EFPA pide a los reguladores nacionales a que armonicen requisitos de asesoramiento financiero antes de que llegue la MiFID II

Josep Soler, presidente de EFPA Europa.

Josep Soler, presidente de EFPA Europa.

Actualmente, existe una gran disparidad de requisitos para el asesoramiento financiero en Europa, por eso EFPA pide a los estados miembros que no esperen a la MiFID II en enero de 2017 y armonicen las exigencias en toda la UE, mejorando mejoren la calidad del mismo.

En rueda de prensa en Bruselas, el presidente de EFPA Europa, Josep Soler, destacó que: “MiFID II representa una gran oportunidad para recuperar la confianza de los clientes en la banca y los mercados financieros. Como entidad que establece los estándares y normas profesionales para los asesores y planificadores financieros, EFPA está desempeñando un papel activo en este sentido. Queremos dialogar con las autoridades nacionales para garantizar que MiFID II se interprete y aplique de forma consistente en toda Europa, para beneficio de los asesores y planificadores financieros y de sus clientes”.

EFPA Europa presentó en Bruselas el estudio The Voice of the Market, basado en una serie de conversaciones con los principales protagonistas y responsables financieros, para evaluar de qué forma los recientes cambios regulatorios y de mercado conformarán la forma de ejercer la asesoría financiera a clientes particulares en Europa. En la presentación participaron Markus Ferber, vicepresidente de la CE de asuntos económicos y monetarios del Parlamento Europeo y ponente de MiFID II; Wim Mijs, director ejecutivo de la Federación Bancaria Europea (EBF); y David Wright, secretario general de IOSCO (Federación  Internacional de las Comisiones de Valores).

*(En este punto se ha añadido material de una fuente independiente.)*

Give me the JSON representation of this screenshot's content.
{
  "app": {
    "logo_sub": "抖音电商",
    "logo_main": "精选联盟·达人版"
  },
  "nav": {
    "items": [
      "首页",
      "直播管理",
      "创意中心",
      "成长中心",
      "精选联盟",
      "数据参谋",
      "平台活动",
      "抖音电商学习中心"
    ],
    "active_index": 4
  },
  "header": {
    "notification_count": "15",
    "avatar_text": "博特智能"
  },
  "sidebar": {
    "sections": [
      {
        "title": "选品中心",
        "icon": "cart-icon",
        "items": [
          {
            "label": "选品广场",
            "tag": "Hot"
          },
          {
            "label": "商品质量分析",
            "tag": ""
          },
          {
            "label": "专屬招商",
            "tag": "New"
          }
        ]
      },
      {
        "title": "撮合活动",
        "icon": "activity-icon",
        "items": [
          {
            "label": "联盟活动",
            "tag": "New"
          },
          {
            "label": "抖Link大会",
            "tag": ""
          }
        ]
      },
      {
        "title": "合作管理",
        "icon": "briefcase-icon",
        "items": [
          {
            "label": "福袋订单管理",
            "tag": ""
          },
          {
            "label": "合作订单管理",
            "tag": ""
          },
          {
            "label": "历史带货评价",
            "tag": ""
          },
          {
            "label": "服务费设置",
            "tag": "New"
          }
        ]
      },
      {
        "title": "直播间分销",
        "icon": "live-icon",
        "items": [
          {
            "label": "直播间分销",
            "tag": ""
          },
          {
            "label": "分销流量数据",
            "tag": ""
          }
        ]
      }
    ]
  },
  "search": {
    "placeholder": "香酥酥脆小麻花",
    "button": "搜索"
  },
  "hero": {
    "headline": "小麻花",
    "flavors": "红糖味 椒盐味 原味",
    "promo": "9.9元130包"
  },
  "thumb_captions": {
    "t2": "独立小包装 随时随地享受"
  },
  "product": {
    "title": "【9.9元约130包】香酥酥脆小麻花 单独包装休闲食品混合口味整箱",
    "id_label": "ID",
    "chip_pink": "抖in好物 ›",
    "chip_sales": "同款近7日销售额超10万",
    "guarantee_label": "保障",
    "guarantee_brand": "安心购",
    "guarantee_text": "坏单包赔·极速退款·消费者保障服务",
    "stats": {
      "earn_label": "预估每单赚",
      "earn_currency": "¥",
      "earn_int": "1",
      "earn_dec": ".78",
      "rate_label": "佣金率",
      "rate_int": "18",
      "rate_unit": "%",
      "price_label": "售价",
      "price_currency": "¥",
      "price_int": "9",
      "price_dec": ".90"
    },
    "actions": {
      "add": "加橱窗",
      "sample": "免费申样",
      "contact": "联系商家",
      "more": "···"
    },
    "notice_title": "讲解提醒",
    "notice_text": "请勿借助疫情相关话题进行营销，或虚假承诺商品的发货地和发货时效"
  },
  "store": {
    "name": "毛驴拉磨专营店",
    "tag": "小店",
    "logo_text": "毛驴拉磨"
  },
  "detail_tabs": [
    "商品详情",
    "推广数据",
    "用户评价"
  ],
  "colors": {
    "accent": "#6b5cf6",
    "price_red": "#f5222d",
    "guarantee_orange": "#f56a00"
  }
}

Los ponentes coincidieron en señalar que debe exigirse a ESMA y a las autoridades nacionales unos estándares profesionales elevados y exigentes en conocimientos,  competencias y código de conducta, en base a certificaciones reconocidas, tanto para aquellos que asesoran, como para los que informan sobre productos financieros. Todo ello con la finalidad de dar una respuesta adecuada a las exigencias crecientes de los clientes y para restituir la confianza de los mismos en la industria financiera.

Ferber afirmó que: “No se trata sólo de tener un nivel de preparación común mínimo, sino que debe garantizarse que los asesores financieros tengan un nivel formativo elevado que les proporcione independencia de criterio. Y todo bajo el paraguas de una acreditación profesional reconocida”. Todo esto tiene mayor sentido en un entorno actual de tipos bajos, donde “los inversores comienzan a tomar mayores riesgos en sus inversiones”, concluyó Ferber.

Estas peticiones se enmarcan en el proceso de reelaboración definitiva de las directrices de ESMA sobre el alcance de las exigencias a los asesores financieros en materia de conocimientos y de competencias, los cuales se harán públicos a finales del año. Para EFPA, “resulta fundamental que ESMA defina claramente el rol del asesor, distinga entre las tareas llevadas a cabo por un comercial y un asesor y que incluya ciertos requerimientos en torno al conocimiento y competencias de estos dos tipos de profesionales financieros”.

EFPA Europa y ESMA coinciden en que hay que diferenciar claramente entre asesores y comerciales: A los primeros se les debe exigir experiencia profesional de 5 años consecutivos en la fecha de aplicación de estas directrices para desempeñar sus funciones, periodo que descendería a 3 años para los meros comerciales. También son partidarios de que la intensidad de conocimientos y cualificación de los asesores debe ser más alta que la de los meros proveedores de información, por su mayor responsabilidad en la protección del cliente.